Die Geschichte verbreitete sich natürlich. Unser russischer Freund kam zu uns, um nach den Einzelheiten zu fragen. Er verachtete den Polen und lächelte voll Güte über meine Empörung. Dann ging er, um der Prinzessin ernste Vorstellungen zu machen, denn sie hatte eine große Achtung für ihn. Ich ging während mehrerer Tage nicht zu ihr; dann aber kam sie und bat in so herzlicher Weise, zu einer kleinen Gesellschaft zu ihr zu kommen, von der der Pole ausgeschlossen war, daß wir es ihr nicht abschlagen konnten. Dieses Abenteuer vollendete meine Enttäuschung über die Vorzüge der »großen Welt«. – »Das ist also die Gesellschaft, von der ich mir so viel Vorteile für meine geistige Entwicklung versprochen hatte?« dachte ich. Ich flüchtete mich dann desto öfter wieder zu meiner ernsten russischen Freundin, der Mutter der kleinen Wilden, wo ich sicher war, eine Unterhaltung voller Reiz zu finden, und wo ich zuweilen dem begegnete, der mir allein das Ideal verwirklichte, das ich mir von der vornehmen Gesellschaft gemacht hatte.

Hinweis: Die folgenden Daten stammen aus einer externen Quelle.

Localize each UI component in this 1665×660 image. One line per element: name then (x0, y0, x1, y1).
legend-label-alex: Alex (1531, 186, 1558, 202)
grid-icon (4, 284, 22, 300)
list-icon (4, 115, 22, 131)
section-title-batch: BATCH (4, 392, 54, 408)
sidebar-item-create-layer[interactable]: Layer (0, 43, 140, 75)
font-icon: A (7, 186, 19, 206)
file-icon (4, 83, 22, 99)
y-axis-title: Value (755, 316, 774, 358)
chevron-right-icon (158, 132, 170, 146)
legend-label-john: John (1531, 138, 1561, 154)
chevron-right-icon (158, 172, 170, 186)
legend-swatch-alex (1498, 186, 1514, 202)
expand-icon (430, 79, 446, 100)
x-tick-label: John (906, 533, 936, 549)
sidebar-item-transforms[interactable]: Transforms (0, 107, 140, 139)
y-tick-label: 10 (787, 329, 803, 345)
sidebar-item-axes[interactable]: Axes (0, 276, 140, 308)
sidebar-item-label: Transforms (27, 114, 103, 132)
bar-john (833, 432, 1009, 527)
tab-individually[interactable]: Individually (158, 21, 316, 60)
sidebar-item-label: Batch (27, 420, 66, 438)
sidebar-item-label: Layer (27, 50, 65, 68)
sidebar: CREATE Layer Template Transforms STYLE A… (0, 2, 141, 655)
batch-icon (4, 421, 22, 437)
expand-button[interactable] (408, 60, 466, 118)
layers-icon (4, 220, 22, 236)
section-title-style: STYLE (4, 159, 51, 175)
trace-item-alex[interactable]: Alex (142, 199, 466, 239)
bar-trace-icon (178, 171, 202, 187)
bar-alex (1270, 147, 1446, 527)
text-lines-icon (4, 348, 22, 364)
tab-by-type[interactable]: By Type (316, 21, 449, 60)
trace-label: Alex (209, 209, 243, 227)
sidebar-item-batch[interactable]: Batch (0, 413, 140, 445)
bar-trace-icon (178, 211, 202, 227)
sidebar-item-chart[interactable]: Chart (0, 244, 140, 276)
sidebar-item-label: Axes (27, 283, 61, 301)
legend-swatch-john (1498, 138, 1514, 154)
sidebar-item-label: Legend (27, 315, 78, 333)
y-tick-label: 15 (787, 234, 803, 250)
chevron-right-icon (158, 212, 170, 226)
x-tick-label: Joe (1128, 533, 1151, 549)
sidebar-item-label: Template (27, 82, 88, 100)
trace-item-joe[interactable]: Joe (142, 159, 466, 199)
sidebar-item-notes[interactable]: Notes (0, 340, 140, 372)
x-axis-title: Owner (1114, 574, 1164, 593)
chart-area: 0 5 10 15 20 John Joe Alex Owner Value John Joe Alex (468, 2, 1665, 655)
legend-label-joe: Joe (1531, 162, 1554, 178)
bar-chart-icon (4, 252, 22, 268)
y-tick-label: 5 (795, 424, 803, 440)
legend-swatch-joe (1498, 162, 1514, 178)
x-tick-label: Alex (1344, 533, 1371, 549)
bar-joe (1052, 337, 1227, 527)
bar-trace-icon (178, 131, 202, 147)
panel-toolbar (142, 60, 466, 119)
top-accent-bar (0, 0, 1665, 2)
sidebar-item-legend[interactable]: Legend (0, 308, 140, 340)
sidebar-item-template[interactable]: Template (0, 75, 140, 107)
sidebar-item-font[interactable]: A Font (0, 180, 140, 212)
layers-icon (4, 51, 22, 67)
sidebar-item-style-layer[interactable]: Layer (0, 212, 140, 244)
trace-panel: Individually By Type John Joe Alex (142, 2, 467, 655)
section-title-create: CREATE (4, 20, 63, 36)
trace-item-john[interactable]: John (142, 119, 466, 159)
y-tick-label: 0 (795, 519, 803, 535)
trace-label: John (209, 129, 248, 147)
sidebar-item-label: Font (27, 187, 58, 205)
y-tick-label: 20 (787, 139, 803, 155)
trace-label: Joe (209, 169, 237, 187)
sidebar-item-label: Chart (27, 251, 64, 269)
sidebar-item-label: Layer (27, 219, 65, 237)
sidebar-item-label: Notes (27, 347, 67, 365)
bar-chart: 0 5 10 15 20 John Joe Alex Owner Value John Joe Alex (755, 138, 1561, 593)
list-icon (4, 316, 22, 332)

Er verließ uns, um eine Reise von mehreren Wochen im südlichen Deutschland zu machen und zu versuchen, ob seine Kräfte wieder hergestellt seien und er seine Kur als beendigt ansehen könne. Nach seiner Abreise verlor die Gesellschaft den letzten Reiz für mich, die Bälle langweilten mich. Ich hatte nur einen sehnsüchtigen Wunsch: den, ihn noch einmal zu sehen. Eines Tages wurde dieser Wunsch so mächtig, daß ich ein heißes Gebet zu Gott sandte, ihn noch einmal sehen zu dürfen. Das Gebet war eigentlich die einzige religiöse Praxis, die mir noch geblieben war, und auch dazu flüchtete ich mich nur unter dem Eindruck einer starken inneren Bewegung. Durch ein sonderbares Zusammentreffen kehrte er an demselben Tag in das Haus zurück, in dieselben Zimmer über den unseren, die er schon früher inne gehabt hatte. Ich erfuhr es nicht, aber als wir am Abend unter den Orangenbäumen vor dem Kursaal mit anderen Bekannten saßen, erschien er plötzlich, kam auf uns zu und setzte sich neben mich. Man fragte ihn über seine Reise und ob er jetzt in sein früheres Logis zurückgekehrt sei. Er bejahte das letztere und setzte leise, nur mir vernehmlich, hinzu: »Wenn ich da nicht hätte sein können, wäre ich gar nicht zurückgekommen.«

Einige Wochen nachher schied er für immer, um einen neuen Gesandtschaftsposten in fernem Lande anzutreten. Am Abend vor seiner Abreise waren wir im Salon der Prinzessin zusammen. Er blieb den ganzen Abend neben mir sitzen, und zum erstenmal fühlte ich mich ganz frei mit ihm. Im Angesicht der Gefahr habe ich immer den Mut gefunden: so war auch hier, im Augenblick der Trennung, meine gewöhnliche Zurückhaltung verschwunden. Diese letzten Augenblicke mußten mein sein, und sie waren es vollständig. Wir verließen den Salon der Prinzessin zusammen. An unserer Tür nahm er einen herzlichen Abschied von meiner Mutter und Schwester, darauf reichte er mir die Hand, hielt sie einen Augenblick und sah mich mit einem Blick voll tiefer Empfindung an; dann ging er, ohne mir ein Wort zu sagen.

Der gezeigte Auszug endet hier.